Hermes Diaktoros is a Greek detective, written by Anne Zouroudi*, who solves crimes in a variety of settings around the Aegean. If you’ve not read them, DO. They are really good. I’m saving at the moment to get the newest one on my kindle. But, this is not a book reviewing place.
The description I’m talking about comes from The Whispers of Nemesis, where Hermes and a taxi-driver called Hassan are sharing a plate of goat liver:
It was, as Hassan had said, a fresh, well-flavoured mouthful: a touch of pink at the centre, the onions soft and flavoursome, the whole made interesting with a scattering of thyme.
Not only is it interesting to me as it shows a Greek take on liver and onions. It also talks about liver cooked in a sensitive way.
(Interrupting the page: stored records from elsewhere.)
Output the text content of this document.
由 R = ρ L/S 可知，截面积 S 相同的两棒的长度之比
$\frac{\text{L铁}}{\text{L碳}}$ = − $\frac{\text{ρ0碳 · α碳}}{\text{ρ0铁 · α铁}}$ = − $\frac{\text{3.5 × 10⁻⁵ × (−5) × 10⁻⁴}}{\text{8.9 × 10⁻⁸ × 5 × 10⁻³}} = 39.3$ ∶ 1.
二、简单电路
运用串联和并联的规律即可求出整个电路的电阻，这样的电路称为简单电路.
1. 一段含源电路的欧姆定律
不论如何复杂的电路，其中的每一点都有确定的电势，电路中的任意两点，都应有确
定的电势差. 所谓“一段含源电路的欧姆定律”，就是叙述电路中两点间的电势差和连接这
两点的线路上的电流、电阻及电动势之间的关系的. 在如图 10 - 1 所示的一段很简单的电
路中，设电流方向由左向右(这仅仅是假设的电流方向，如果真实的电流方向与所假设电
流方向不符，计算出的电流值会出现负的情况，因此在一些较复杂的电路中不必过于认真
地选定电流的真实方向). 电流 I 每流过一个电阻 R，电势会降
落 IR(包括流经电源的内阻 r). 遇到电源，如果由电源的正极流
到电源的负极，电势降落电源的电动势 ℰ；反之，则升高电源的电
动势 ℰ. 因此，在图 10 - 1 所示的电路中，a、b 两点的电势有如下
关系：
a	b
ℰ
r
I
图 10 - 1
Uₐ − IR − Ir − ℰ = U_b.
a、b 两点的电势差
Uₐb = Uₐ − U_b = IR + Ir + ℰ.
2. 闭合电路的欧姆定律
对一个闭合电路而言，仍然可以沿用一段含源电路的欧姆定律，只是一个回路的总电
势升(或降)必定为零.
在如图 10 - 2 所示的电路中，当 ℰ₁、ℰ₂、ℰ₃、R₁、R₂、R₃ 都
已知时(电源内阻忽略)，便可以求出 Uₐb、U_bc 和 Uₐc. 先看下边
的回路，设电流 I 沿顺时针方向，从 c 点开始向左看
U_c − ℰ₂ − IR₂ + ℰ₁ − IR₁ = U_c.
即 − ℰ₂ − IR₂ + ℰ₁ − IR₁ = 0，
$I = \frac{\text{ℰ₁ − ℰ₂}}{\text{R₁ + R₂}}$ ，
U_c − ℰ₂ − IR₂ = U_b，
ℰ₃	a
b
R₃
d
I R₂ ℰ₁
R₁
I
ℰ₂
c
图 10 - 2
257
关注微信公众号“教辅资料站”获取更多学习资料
And thyme is my favourite herb.
I didn’t have any goat liver, but I did get some venison liver a while ago, and was inspired to try and feel a bit Greek (but without the murders) in Beeston.
I floured the liver, pan fried it for a couple of minutes each side and served it on top of two potato farls (a lot of my family is Irish too), a bit of Greek salad and LOADS of fresh thyme. It was super tasty.
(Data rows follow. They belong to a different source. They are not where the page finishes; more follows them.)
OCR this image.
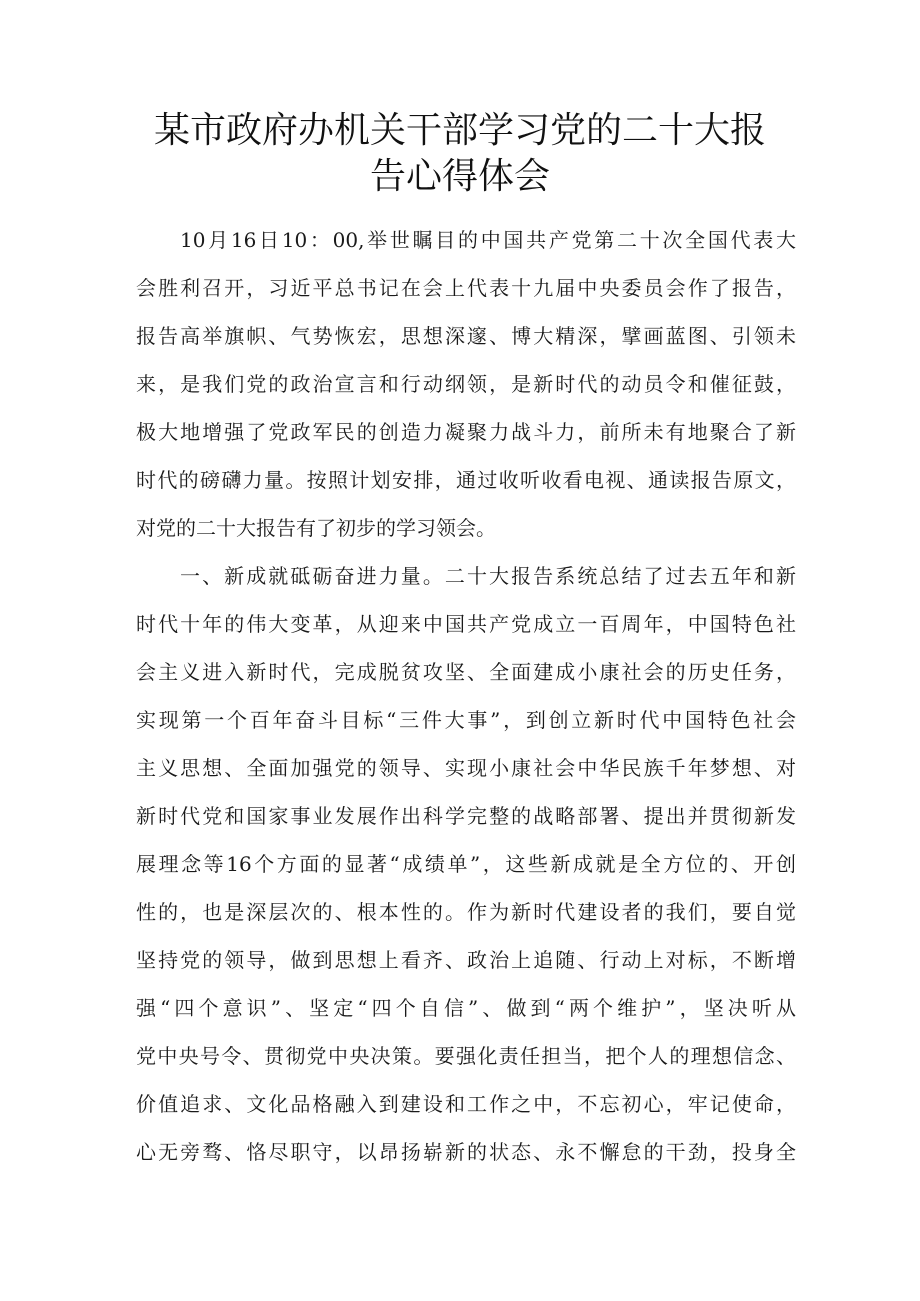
某市政府办机关干部学习党的二十大报
告心得体会
10月16日10：00,举世瞩目的中国共产党第二十次全国代表大
会胜利召开，习近平总书记在会上代表十九届中央委员会作了报告，
报告高举旗帜、气势恢宏，思想深邃、博大精深，擘画蓝图、引领未
来，是我们党的政治宣言和行动纲领，是新时代的动员令和催征鼓，
极大地增强了党政军民的创造力凝聚力战斗力，前所未有地聚合了新
时代的磅礴力量。按照计划安排，通过收听收看电视、通读报告原文，
对党的二十大报告有了初步的学习领会。
一、新成就砥砺奋进力量。二十大报告系统总结了过去五年和新
时代十年的伟大变革，从迎来中国共产党成立一百周年，中国特色社
会主义进入新时代，完成脱贫攻坚、全面建成小康社会的历史任务，
实现第一个百年奋斗目标“三件大事”，到创立新时代中国特色社会
主义思想、全面加强党的领导、实现小康社会中华民族千年梦想、对
新时代党和国家事业发展作出科学完整的战略部署、提出并贯彻新发
展理念等16个方面的显著“成绩单”，这些新成就是全方位的、开创
性的，也是深层次的、根本性的。作为新时代建设者的我们，要自觉
坚持党的领导，做到思想上看齐、政治上追随、行动上对标，不断增
强“四个意识”、坚定“四个自信”、做到“两个维护”，坚决听从
党中央号令、贯彻党中央决策。要强化责任担当，把个人的理想信念、
价值追求、文化品格融入到建设和工作之中，不忘初心，牢记使命，
心无旁骛、恪尽职守，以昂扬崭新的状态、永不懈怠的干劲，投身全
Have cooked something from a novel? What are your favourite food novels?
I’ve not read any James Joyce (the shame) but I know he’s all over the offal. I know this because my very supportive godmother posted this:
“Mr. Leopold Bloom ate with relish the inner organs of beasts and fowls”
Then there was an interessting discussion about how offal because part of national cuisine, when a country has a high level of meat export. In this case, beef and lamb cuts exported to the British Army from Ireland. Just leaving the trotters and chitterlings behind.
Who says offal isn’t political?
*she is a second cousin of the Barnsdale branch of our family. That’s by the by.